Utilizando análises por reação nuclear, verificou-se que a presença de
uma camada interfacial de oxicarbetos de silício, gerados durante a
oxidação térmica do SiC, e não removidos através de ataque químico por
via úmida, reduz a taxa de crescimento térmico de óxido sobre esse
substrato. O efeito da utilização de atmosfera contendo nitrogênio nas
características do dielétrico e na espessura da camada interfacial
formada foi investigado por análises com feixes de íons, Refletometria
de Raios-X e Espectroscopia de Fotoelétrons induzidos por Raios-X. Foi
observado que a incorporação de nitrogênio nas estruturas dielétrico/SiC
reduz a espessura da camada interfacial formada, o que foi relacionado
com a melhoria das propriedades elétricas dessas estruturas.
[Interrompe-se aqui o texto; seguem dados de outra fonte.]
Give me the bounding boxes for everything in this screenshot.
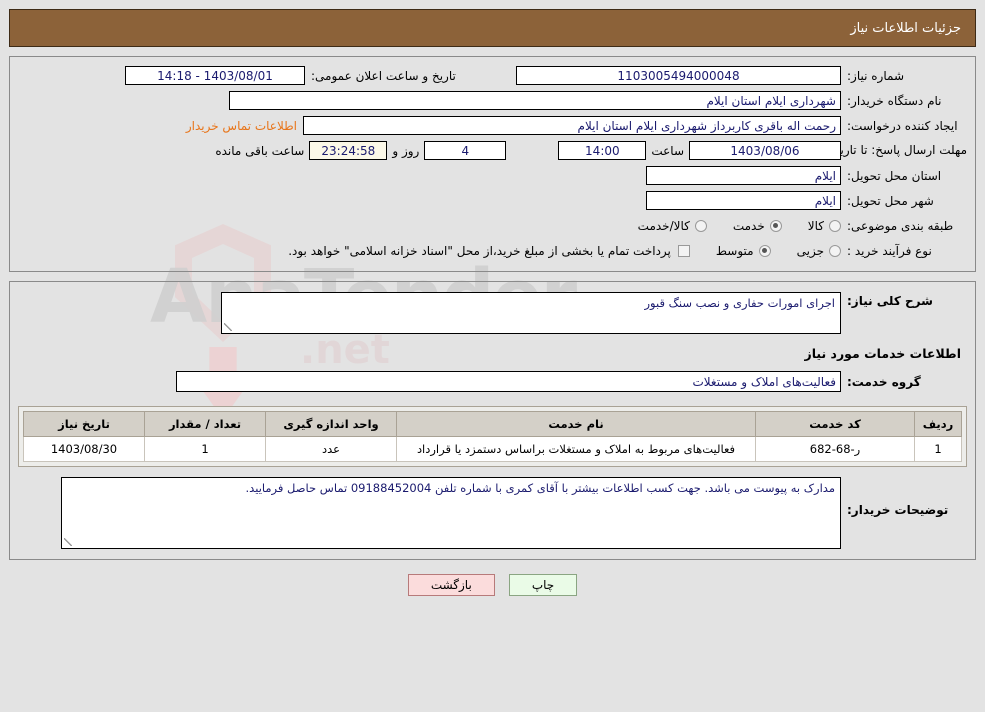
- cell-code: ر-68-682: [755, 436, 915, 462]
- category-option-kala[interactable]: کالا: [808, 219, 841, 233]
- announce-datetime-value: 14:18 - 1403/08/01: [125, 66, 305, 85]
- province-value: ایلام: [646, 166, 841, 185]
- table-row: 1 ر-68-682 فعالیت‌های مربوط به املاک و م…: [23, 436, 962, 462]
- col-radif: ردیف: [914, 411, 962, 437]
- category-radio-group: کالا خدمت کالا/خدمت: [612, 219, 841, 233]
- treasury-checkbox[interactable]: [677, 244, 690, 257]
- col-date: تاریخ نیاز: [23, 411, 145, 437]
- page-title: جزئیات اطلاعات نیاز: [850, 20, 961, 36]
- process-label: نوع فرآیند خرید :: [847, 243, 932, 258]
- cell-name: فعالیت‌های مربوط به املاک و مستغلات براس…: [396, 436, 756, 462]
- back-button[interactable]: بازگشت: [407, 574, 495, 596]
- row-need-number: شماره نیاز: 1103005494000048 تاریخ و ساع…: [18, 65, 967, 86]
- process-option-jozi[interactable]: جزیی: [797, 244, 841, 258]
- process-radio-group: جزیی متوسط: [690, 244, 841, 258]
- general-desc-label: شرح کلی نیاز:: [847, 294, 933, 308]
- creator-value: رحمت اله باقری کاربرداز شهرداری ایلام اس…: [303, 116, 841, 135]
- need-details-panel: شرح کلی نیاز: اجرای امورات حفاری و نصب س…: [9, 281, 976, 560]
- time-left-value: 23:24:58: [309, 141, 388, 160]
- row-city: شهر محل تحویل: ایلام: [18, 190, 967, 211]
- buyer-notes-textarea[interactable]: مدارک به پیوست می باشد. جهت کسب اطلاعات …: [61, 477, 841, 549]
- treasury-note: پرداخت تمام یا بخشی از مبلغ خرید،از محل …: [288, 243, 671, 258]
- cell-quantity: 1: [144, 436, 266, 462]
- province-label: استان محل تحویل:: [847, 168, 942, 183]
- row-general-desc: شرح کلی نیاز: اجرای امورات حفاری و نصب س…: [18, 292, 967, 334]
- radio-icon[interactable]: [829, 219, 841, 232]
- services-table-wrapper: ردیف کد خدمت نام خدمت واحد اندازه گیری ت…: [18, 406, 967, 467]
- category-option-label: کالا/خدمت: [637, 218, 690, 233]
- cell-unit: عدد: [265, 436, 397, 462]
- cell-date: 1403/08/30: [23, 436, 145, 462]
- row-deadline: مهلت ارسال پاسخ: تا تاریخ: 1403/08/06 سا…: [18, 140, 967, 161]
- radio-icon-selected[interactable]: [769, 219, 782, 232]
- deadline-time-value: 14:00: [558, 141, 647, 160]
- cell-radif: 1: [914, 436, 962, 462]
- service-group-value: فعالیت‌های املاک و مستغلات: [176, 371, 841, 392]
- row-buyer-org: نام دستگاه خریدار: شهرداری ایلام استان ا…: [18, 90, 967, 111]
- services-section-title: اطلاعات خدمات مورد نیاز: [804, 346, 962, 361]
- city-label: شهر محل تحویل:: [847, 193, 934, 208]
- city-value: ایلام: [646, 191, 841, 210]
- radio-icon[interactable]: [694, 219, 707, 232]
- col-code: کد خدمت: [755, 411, 915, 437]
- row-service-group: گروه خدمت: فعالیت‌های املاک و مستغلات: [18, 371, 967, 392]
- time-left-unit-label: ساعت باقی مانده: [215, 143, 305, 158]
- category-option-khedmat[interactable]: خدمت: [733, 219, 782, 233]
- creator-label: ایجاد کننده درخواست:: [847, 118, 958, 133]
- col-unit: واحد اندازه گیری: [265, 411, 397, 437]
- category-option-label: کالا: [807, 218, 824, 233]
- category-option-kala-khedmat[interactable]: کالا/خدمت: [638, 219, 707, 233]
- need-number-label: شماره نیاز:: [847, 68, 904, 83]
- category-label: طبقه بندی موضوعی:: [847, 218, 954, 233]
- table-header-row: ردیف کد خدمت نام خدمت واحد اندازه گیری ت…: [23, 411, 962, 437]
- row-province: استان محل تحویل: ایلام: [18, 165, 967, 186]
- buyer-org-value: شهرداری ایلام استان ایلام: [229, 91, 841, 110]
- days-unit-label: روز و: [392, 143, 420, 158]
- print-button[interactable]: چاپ: [508, 574, 578, 596]
- process-option-label: جزیی: [796, 243, 824, 258]
- buyer-notes-label: توضیحات خریدار:: [847, 503, 949, 517]
- buyer-contact-link[interactable]: اطلاعات تماس خریدار: [180, 119, 303, 133]
- process-option-label: متوسط: [715, 243, 754, 258]
- process-option-motavaset[interactable]: متوسط: [716, 244, 771, 258]
- row-process-type: نوع فرآیند خرید : جزیی متوسط پرداخت تمام…: [18, 240, 967, 261]
- action-bar: چاپ بازگشت: [0, 574, 985, 596]
- deadline-hour-label: ساعت: [651, 143, 684, 158]
- services-table: ردیف کد خدمت نام خدمت واحد اندازه گیری ت…: [23, 411, 962, 462]
- radio-icon[interactable]: [829, 244, 841, 257]
- days-left-value: 4: [424, 141, 507, 160]
- announce-datetime-label: تاریخ و ساعت اعلان عمومی:: [311, 68, 456, 83]
- general-desc-textarea[interactable]: اجرای امورات حفاری و نصب سنگ قبور: [221, 292, 841, 334]
- row-category: طبقه بندی موضوعی: کالا خدمت کالا/خدمت: [18, 215, 967, 236]
- radio-icon-selected[interactable]: [758, 244, 771, 257]
- service-group-label: گروه خدمت:: [847, 374, 921, 389]
- need-number-value: 1103005494000048: [516, 66, 841, 85]
- category-option-label: خدمت: [732, 218, 765, 233]
- row-creator: ایجاد کننده درخواست: رحمت اله باقری کارب…: [18, 115, 967, 136]
- page-header: جزئیات اطلاعات نیاز: [9, 9, 976, 47]
- need-summary-panel: شماره نیاز: 1103005494000048 تاریخ و ساع…: [9, 56, 976, 272]
- col-quantity: تعداد / مقدار: [144, 411, 266, 437]
- deadline-label: مهلت ارسال پاسخ: تا تاریخ:: [828, 143, 967, 157]
- deadline-date-value: 1403/08/06: [689, 141, 841, 160]
- col-name: نام خدمت: [396, 411, 756, 437]
- row-buyer-notes: توضیحات خریدار: مدارک به پیوست می باشد. …: [18, 477, 967, 549]
- buyer-org-label: نام دستگاه خریدار:: [847, 93, 942, 108]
A
investigação do transporte atômico de oxigênio e da estabilidade térmica
de filmes de óxido de alumínio depositados sobre SiC foi realizada
utilizando, principalmente, Espectroscopia de Fotoelétrons induzidos por
Raios-X e análise por reação nuclear. Observou-se que tratamentos
térmicos a temperaturas elevadas induzem à formação de SiO2 e de uma
camada interfacial entre os filmes de óxido de alumínio depositados e o
SiC, além de promoverem a cristalização e um aumento na densidade do
filme de Al2O3.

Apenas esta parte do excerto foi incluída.